Upstart's business model revolves around connecting lenders with borrowers and then collecting a fee for the service. It had been enjoying rapidly scaling adoption until recently falling on harder times. The fintech company's revenue still grew 18% year over year in the second quarter, but its sales of $228 million in the period came in well below management's previous guidance for revenue between $295 million and $305 million. Investors should note that this performance was being compared to the Q2 2021 period that saw the business post 1,018% year-over-year sales growth.
Upstart's business seems to be highly impacted by the broader macroeconomic backdrop, and unfavorable developments on that front are leading to rapidly decelerating growth. That's probably bad news when it comes to business performance in the near term, but it sets the stage for a potentially massive rebound when economic conditions become more favorable.
With the stock-price drop, Upstart's market cap has been pushed down to roughly $2 billion, and moves to pursue substantial stock buybacks suggest that leadership believes the stock is significantly undervalued at current prices. The company has a solid balance sheet, and it's not burning cash at an alarming rate, despite recent sales and earnings performance falling well short of earlier expectations.
Upstart is now valued at roughly 2.3 times this year's expected sales and 36 times expected non-GAAP (adjusted) earnings. For risk-tolerant investors who see the potential for the business to make it through challenging conditions and enjoy a cyclical recovery, the beaten-down stock could have huge upside potential at current prices.
Bear case: Hard times could be here for a while
Upstart is struggling in today's challenging macroeconomic environment.
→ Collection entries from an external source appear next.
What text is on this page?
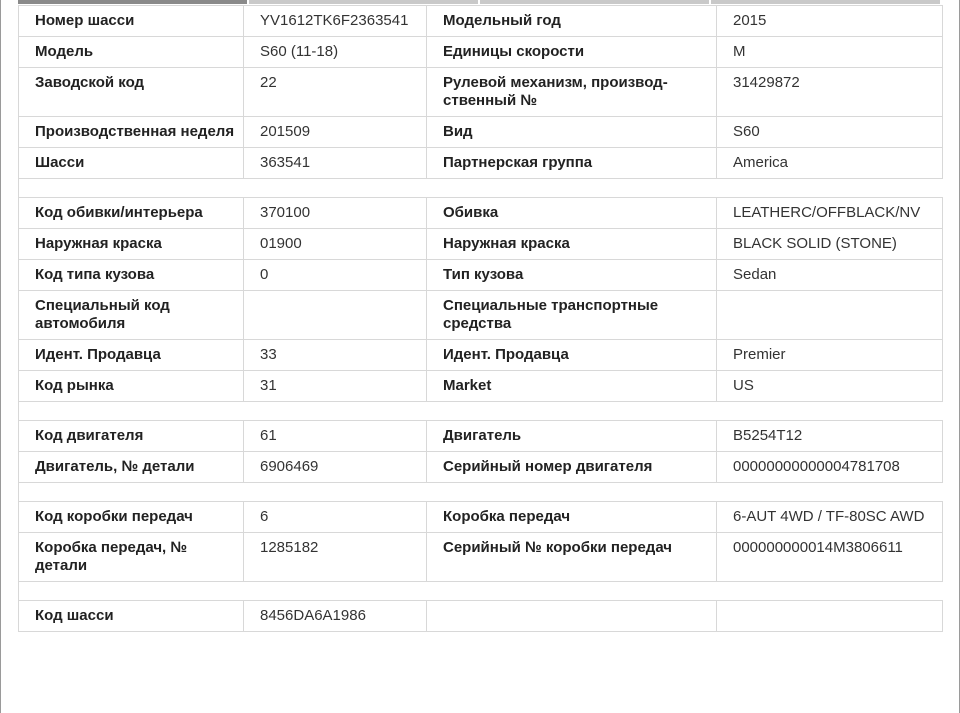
Номер шасси	YV1612TK6F2363541	Модельный год	2015
Модель	S60 (11-18)	Единицы скорости	M
Заводской код	22	Рулевой механизм, производ-ственный №	31429872
Производственная неделя	201509	Вид	S60
Шасси	363541	Партнерская группа	America

Код обивки/интерьера	370100	Обивка	LEATHERC/OFFBLACK/NV
Наружная краска	01900	Наружная краска	BLACK SOLID (STONE)
Код типа кузова	0	Тип кузова	Sedan
Специальный код автомобиля		Специальные транспортные средства	
Идент. Продавца	33	Идент. Продавца	Premier
Код рынка	31	Market	US

Код двигателя	61	Двигатель	B5254T12
Двигатель, № детали	6906469	Серийный номер двигателя	00000000000004781708

Код коробки передач	6	Коробка передач	6-AUT 4WD / TF-80SC AWD
Коробка передач, № детали	1285182	Серийный № коробки передач	000000000014M3806611

Код шасси	8456DA6A1986		
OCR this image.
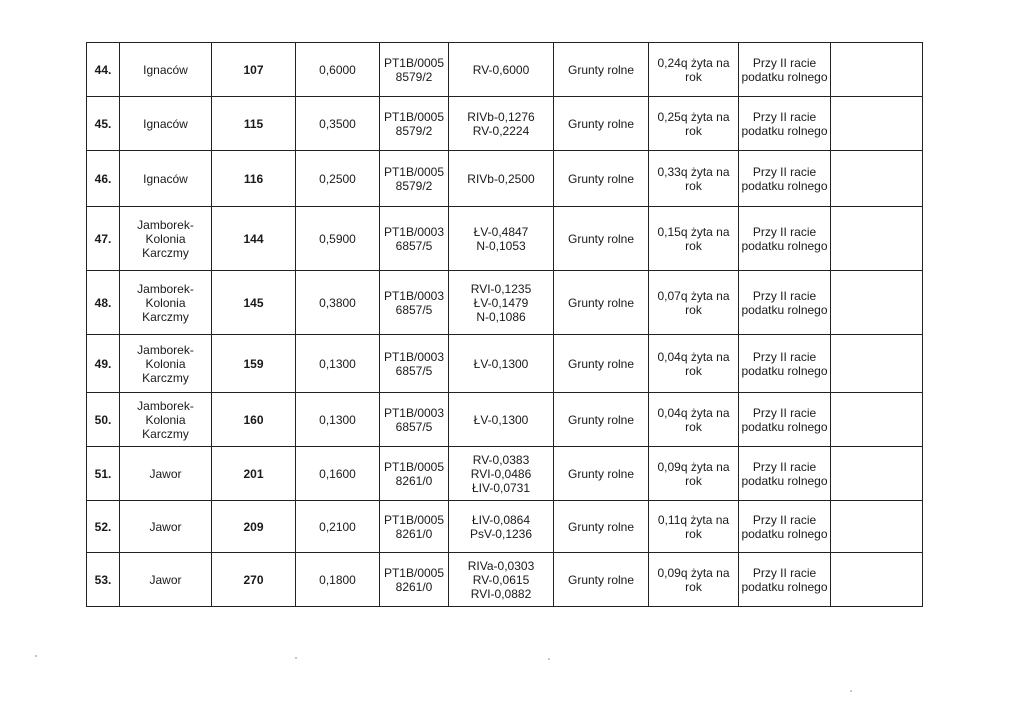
44.	Ignaców	107	0,6000	PT1B/0005
8579/2	RV-0,6000	Grunty rolne	0,24q żyta na
rok	Przy II racie
podatku rolnego	

45.	Ignaców	115	0,3500	PT1B/0005
8579/2	RIVb-0,1276
RV-0,2224	Grunty rolne	0,25q żyta na
rok	Przy II racie
podatku rolnego	

46.	Ignaców	116	0,2500	PT1B/0005
8579/2	RIVb-0,2500	Grunty rolne	0,33q żyta na
rok	Przy II racie
podatku rolnego	

47.	Jamborek-
Kolonia
Karczmy	144	0,5900	PT1B/0003
6857/5	ŁV-0,4847
N-0,1053	Grunty rolne	0,15q żyta na
rok	Przy II racie
podatku rolnego	

48.	Jamborek-
Kolonia
Karczmy	145	0,3800	PT1B/0003
6857/5	RVI-0,1235
ŁV-0,1479
N-0,1086	Grunty rolne	0,07q żyta na
rok	Przy II racie
podatku rolnego	

49.	Jamborek-
Kolonia
Karczmy	159	0,1300	PT1B/0003
6857/5	ŁV-0,1300	Grunty rolne	0,04q żyta na
rok	Przy II racie
podatku rolnego	

50.	Jamborek-
Kolonia
Karczmy	160	0,1300	PT1B/0003
6857/5	ŁV-0,1300	Grunty rolne	0,04q żyta na
rok	Przy II racie
podatku rolnego	

51.	Jawor	201	0,1600	PT1B/0005
8261/0	RV-0,0383
RVI-0,0486
ŁIV-0,0731	Grunty rolne	0,09q żyta na
rok	Przy II racie
podatku rolnego	

52.	Jawor	209	0,2100	PT1B/0005
8261/0	ŁIV-0,0864
PsV-0,1236	Grunty rolne	0,11q żyta na
rok	Przy II racie
podatku rolnego	

53.	Jawor	270	0,1800	PT1B/0005
8261/0	RIVa-0,0303
RV-0,0615
RVI-0,0882	Grunty rolne	0,09q żyta na
rok	Przy II racie
podatku rolnego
High levels of inflation, declining gross domestic product, and rapid interest rate hikes are combining to create a difficult backdrop for many fintech companies. Upstart has been particularly hard hit, and it's clear that many shareholders have lost confidence in the company's business model.
While second-quarter sales were still up compared to Q2 2021 on a year-over-year basis, they were actually down 26% compared to this year's first quarter. The company's Q2 2022 net loss of $29.9 million was also far worse than the previous midpoint loss estimate from management of $2 million.
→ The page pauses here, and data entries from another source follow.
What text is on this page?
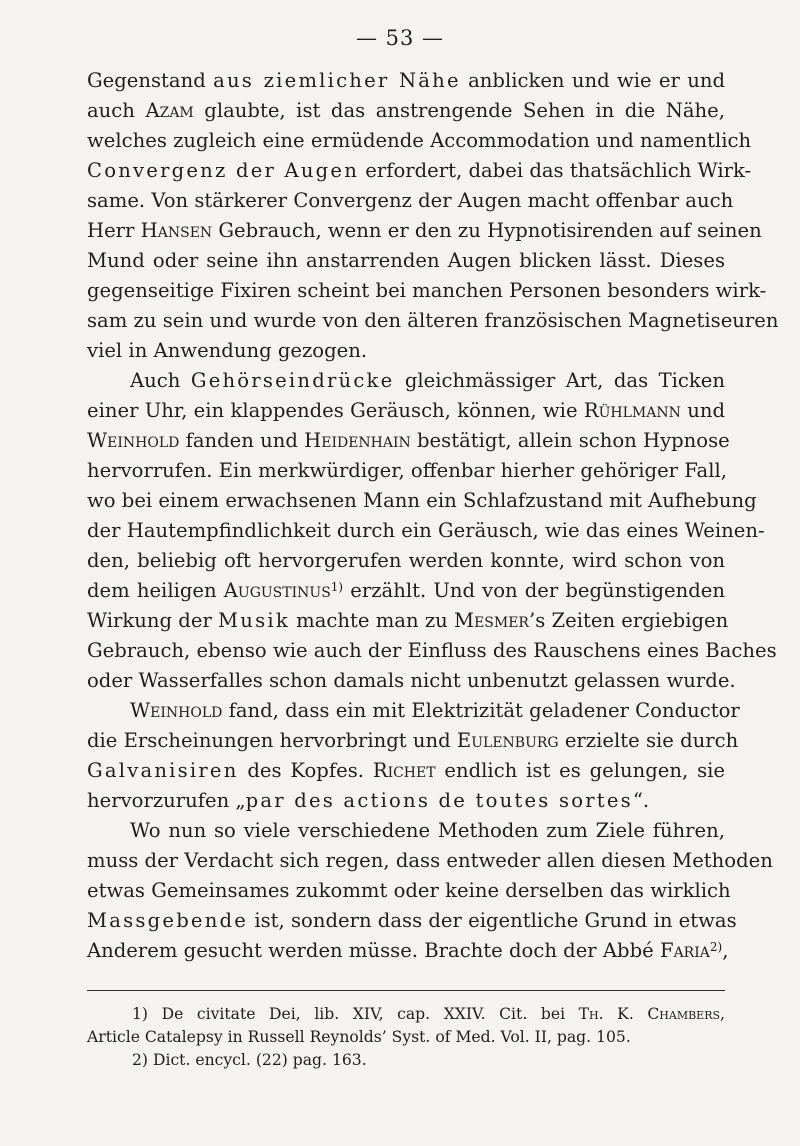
— 53 —
Gegenstand aus ziemlicher Nähe anblicken und wie er und
auch Azam glaubte, ist das anstrengende Sehen in die Nähe,
welches zugleich eine ermüdende Accommodation und namentlich
Convergenz der Augen erfordert, dabei das thatsächlich Wirk-
same. Von stärkerer Convergenz der Augen macht offenbar auch
Herr Hansen Gebrauch, wenn er den zu Hypnotisirenden auf seinen
Mund oder seine ihn anstarrenden Augen blicken lässt. Dieses
gegenseitige Fixiren scheint bei manchen Personen besonders wirk-
sam zu sein und wurde von den älteren französischen Magnetiseuren
viel in Anwendung gezogen.
Auch Gehörseindrücke gleichmässiger Art, das Ticken
einer Uhr, ein klappendes Geräusch, können, wie Rühlmann und
Weinhold fanden und Heidenhain bestätigt, allein schon Hypnose
hervorrufen. Ein merkwürdiger, offenbar hierher gehöriger Fall,
wo bei einem erwachsenen Mann ein Schlafzustand mit Aufhebung
der Hautempfindlichkeit durch ein Geräusch, wie das eines Weinen-
den, beliebig oft hervorgerufen werden konnte, wird schon von
dem heiligen Augustinus$^{1)}$ erzählt. Und von der begünstigenden
Wirkung der Musik machte man zu Mesmer’s Zeiten ergiebigen
Gebrauch, ebenso wie auch der Einfluss des Rauschens eines Baches
oder Wasserfalles schon damals nicht unbenutzt gelassen wurde.
Weinhold fand, dass ein mit Elektrizität geladener Conductor
die Erscheinungen hervorbringt und Eulenburg erzielte sie durch
Galvanisiren des Kopfes. Richet endlich ist es gelungen, sie
hervorzurufen „par des actions de toutes sortes“.
Wo nun so viele verschiedene Methoden zum Ziele führen,
muss der Verdacht sich regen, dass entweder allen diesen Methoden
etwas Gemeinsames zukommt oder keine derselben das wirklich
Massgebende ist, sondern dass der eigentliche Grund in etwas
Anderem gesucht werden müsse. Brachte doch der Abbé Faria$^{2)}$,
1) De civitate Dei, lib. XIV, cap. XXIV. Cit. bei Th. K. Chambers,
Article Catalepsy in Russell Reynolds’ Syst. of Med. Vol. II, pag. 105.
2) Dict. encycl. (22) pag. 163.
Even worse, management expects sales to decline again on a quarter-over-quarter basis in Q3. The company's most recent guidance calls for sales of $170 million in the third quarter, a roughly 25% decline compared to last quarter. Meanwhile, Upstart is guiding for an adjusted loss of $9 million in the period.
With the potential risk of a prolonged recession looming, it's also possible that many of the loans that Upstart previously assessed as healthy propositions will now come under pressure. If people lose employment or otherwise face economic hardship, that could lead to increased levels of defaults that both hurt near-term financial performance and cause existing or potential partners to shy away from the use of the company's services.
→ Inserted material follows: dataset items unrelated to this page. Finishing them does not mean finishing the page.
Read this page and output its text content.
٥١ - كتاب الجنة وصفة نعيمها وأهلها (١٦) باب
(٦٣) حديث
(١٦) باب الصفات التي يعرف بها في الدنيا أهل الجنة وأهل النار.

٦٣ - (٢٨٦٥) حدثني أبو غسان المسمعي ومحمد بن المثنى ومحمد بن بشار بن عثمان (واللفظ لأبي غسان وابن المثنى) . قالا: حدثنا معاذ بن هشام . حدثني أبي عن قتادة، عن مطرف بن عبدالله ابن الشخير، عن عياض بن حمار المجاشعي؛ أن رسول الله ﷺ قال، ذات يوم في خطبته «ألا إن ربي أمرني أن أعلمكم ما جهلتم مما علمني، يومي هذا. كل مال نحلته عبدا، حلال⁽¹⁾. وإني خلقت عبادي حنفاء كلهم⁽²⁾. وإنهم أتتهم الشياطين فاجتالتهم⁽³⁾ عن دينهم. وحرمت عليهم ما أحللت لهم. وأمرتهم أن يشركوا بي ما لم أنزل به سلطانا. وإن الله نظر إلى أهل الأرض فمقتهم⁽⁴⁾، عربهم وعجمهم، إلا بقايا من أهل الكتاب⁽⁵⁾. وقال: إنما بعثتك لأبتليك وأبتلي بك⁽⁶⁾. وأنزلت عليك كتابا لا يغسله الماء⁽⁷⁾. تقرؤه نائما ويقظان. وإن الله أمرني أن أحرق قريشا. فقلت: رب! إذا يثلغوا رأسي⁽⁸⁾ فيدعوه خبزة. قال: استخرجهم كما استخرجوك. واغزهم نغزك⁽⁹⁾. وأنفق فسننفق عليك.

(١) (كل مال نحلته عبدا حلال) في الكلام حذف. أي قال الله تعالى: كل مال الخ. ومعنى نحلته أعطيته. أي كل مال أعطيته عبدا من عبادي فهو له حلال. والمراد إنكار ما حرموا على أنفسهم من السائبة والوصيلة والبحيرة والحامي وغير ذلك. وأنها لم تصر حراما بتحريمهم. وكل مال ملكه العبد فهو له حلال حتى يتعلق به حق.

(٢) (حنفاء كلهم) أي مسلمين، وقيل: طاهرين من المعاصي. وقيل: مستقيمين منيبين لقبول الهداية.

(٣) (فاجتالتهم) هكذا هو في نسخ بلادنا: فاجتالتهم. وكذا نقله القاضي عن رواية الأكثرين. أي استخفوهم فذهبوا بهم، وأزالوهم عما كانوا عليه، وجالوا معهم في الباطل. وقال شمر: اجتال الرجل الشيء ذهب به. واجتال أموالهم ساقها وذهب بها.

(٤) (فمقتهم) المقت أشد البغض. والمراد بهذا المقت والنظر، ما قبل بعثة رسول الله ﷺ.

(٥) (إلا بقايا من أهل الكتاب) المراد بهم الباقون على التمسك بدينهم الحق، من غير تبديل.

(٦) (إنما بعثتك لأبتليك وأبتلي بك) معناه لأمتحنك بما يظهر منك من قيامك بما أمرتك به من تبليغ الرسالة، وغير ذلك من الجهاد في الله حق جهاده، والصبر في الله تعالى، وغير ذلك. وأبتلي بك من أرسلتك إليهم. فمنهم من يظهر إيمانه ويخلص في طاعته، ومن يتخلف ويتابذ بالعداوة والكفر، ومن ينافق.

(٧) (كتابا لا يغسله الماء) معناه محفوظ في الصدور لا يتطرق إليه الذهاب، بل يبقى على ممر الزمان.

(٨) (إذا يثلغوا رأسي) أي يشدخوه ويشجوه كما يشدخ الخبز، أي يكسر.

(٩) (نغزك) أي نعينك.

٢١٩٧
Early indicators suggest that the company's business model may not function well amid a weaker economy and rising interest rates. The less-favorable macroeconomic backdrop and collapsed stock price could make it more difficult to raise funds or support operations through stock-based compensation without substantial dilution -- and that could continue to destroy shareholder value.
Should you buy Upstart stock today?
Despite massive sell-offs, it wouldn't be fair to now call Upstart a low-risk stock. The company is facing some major pressures, and it remains to be seen whether it can successfully emerge from these headwinds and get its growth story back on track. With its business trajectory uncertain at the moment, Upstart stock stands out as a high-risk, high-reward play even after dramatic pullbacks for its valuation. The company's share price could soar if business performance improves, but there's also a real possibility that shares could fall significantly below current levels in this current uncertain macroeconomic environment.